The prisoners are the first to escape from Bagram
Helicopters were helping ground forces and local officials' efforts to search for the men who escaped from the Bagram air base, north of the capital, Kabul.
The US says it is the first time any prisoner has escaped from Bagram.
Hundreds of detainees, including Afghan nationals and foreign al-Qaeda suspects, are held at the air base.
US soldiers have set up checkpoints around the base after the four suspected militants escaped from a detention centre at Bagram on Monday.
"There's a pretty large search operation ongoing with coalition forces and the Afghan national army," US military spokesman Lt-Col Jerry O'Hara told the AFP news agency.
"It's a very serious issue, because they escaped from our facility. We take it very seriously, and want to take them back to the facility where they belong."
Col O' Hara said the men were wearing "orange clothes, which make them more recognisable, but apparently they might have changed them".

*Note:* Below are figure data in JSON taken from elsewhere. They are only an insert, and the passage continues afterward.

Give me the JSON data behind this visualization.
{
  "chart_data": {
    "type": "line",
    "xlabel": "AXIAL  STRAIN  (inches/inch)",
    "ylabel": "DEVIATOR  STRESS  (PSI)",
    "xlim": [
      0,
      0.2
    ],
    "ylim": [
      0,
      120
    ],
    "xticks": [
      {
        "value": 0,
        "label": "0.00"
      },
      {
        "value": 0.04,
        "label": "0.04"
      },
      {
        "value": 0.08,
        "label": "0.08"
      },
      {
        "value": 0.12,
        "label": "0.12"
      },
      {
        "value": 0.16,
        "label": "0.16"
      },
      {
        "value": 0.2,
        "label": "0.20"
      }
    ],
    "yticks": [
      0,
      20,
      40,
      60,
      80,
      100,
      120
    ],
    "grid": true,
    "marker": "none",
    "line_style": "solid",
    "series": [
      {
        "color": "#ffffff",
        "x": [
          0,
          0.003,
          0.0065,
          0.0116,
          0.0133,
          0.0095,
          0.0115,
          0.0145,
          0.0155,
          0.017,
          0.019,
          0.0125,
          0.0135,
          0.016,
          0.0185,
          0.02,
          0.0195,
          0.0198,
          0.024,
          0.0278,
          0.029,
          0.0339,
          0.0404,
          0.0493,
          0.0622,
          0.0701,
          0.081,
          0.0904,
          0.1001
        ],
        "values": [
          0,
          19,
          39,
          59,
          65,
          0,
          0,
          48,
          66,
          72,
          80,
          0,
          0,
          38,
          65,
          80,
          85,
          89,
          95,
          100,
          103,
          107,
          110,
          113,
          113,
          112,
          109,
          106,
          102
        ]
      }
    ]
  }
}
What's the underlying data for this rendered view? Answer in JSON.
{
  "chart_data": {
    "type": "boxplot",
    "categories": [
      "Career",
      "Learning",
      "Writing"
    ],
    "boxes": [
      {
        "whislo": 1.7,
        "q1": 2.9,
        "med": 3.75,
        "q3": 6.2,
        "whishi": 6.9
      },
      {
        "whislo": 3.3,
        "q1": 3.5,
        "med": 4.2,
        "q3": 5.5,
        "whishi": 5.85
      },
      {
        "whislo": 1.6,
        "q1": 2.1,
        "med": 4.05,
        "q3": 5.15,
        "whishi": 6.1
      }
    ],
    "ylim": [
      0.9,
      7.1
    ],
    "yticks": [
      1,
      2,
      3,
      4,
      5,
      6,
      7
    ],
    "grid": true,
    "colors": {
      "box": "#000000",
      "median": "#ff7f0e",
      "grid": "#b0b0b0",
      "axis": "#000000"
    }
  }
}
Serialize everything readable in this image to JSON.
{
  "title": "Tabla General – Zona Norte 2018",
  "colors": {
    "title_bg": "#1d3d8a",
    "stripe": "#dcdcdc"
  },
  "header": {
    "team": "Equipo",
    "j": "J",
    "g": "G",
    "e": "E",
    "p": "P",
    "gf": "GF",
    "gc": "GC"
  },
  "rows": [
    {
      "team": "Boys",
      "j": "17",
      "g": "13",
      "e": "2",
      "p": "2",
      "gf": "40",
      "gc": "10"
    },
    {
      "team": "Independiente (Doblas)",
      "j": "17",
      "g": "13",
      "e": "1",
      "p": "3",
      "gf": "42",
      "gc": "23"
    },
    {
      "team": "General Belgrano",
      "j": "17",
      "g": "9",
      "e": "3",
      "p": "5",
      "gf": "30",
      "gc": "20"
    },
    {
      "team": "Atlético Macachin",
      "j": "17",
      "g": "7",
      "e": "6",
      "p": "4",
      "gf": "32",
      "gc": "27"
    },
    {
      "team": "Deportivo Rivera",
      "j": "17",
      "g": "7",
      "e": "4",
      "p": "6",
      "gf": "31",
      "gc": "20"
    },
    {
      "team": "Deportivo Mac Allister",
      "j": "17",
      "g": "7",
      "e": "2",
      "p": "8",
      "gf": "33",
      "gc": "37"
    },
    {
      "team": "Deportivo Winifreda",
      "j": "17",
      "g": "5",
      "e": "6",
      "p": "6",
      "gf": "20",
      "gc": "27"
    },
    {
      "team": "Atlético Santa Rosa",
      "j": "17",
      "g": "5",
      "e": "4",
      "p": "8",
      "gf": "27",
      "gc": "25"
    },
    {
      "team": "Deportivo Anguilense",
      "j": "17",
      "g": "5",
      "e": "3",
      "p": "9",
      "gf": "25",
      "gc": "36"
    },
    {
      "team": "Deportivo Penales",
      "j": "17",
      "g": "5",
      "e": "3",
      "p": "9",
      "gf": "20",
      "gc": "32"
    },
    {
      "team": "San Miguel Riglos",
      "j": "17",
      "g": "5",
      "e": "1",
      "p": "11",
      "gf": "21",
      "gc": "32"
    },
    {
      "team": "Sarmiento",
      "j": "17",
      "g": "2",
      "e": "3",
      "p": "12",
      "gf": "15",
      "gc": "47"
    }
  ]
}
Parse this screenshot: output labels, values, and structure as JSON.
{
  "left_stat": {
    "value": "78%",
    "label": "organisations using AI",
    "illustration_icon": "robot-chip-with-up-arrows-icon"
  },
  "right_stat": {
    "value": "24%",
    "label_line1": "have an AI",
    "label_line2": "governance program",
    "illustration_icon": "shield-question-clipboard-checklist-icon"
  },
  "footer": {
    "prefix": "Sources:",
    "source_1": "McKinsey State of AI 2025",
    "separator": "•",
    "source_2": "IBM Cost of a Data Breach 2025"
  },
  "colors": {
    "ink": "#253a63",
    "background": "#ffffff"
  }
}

The US military said the men who escaped were militants from Syria, Kuwait, Saudi Arabia and Libya.
Some reports on Tuesday said one of the four had been rearrested in a mosque near the airbase.
However, a high ranking Afghan security official told the BBC on condition of anonymity that the man held was an Afghan national who had been detained by mistake.
The two-storey building that houses prisoners is deep inside the Bagram facility.
The BBC's Andrew North in Kabul says the prisoners would have had to negotiate various checkpoints to reach the perimeter.
The detention facility is said to house senior al-Qaeda suspects from countries such as Pakistan.
Col O'Hara said there were no US casualties in the escape.
The Bagram facility has proved controversial.
US soldiers there have been accused of a number of abuses of prisoners - including torture and the deaths of two inmates - sparking criticism from human rights groups and a thorough investigation by the US military.
Coalition forces check a wedding car during the manhunt
The details of the investigation were leaked to the New York Times in May.
Afghan President Hamid Karzai said he was shocked by the report and called for the guilty to be punished.
Seven US servicemen have been charged in relation to the two deaths at Bagram in 2002.
Monday's escape came as the US pledged another 700 extra troops to bolster security ahead of September's parliamentary elections.
The airborne battalion would arrive "very soon", said US military spokesman Col James Yonts.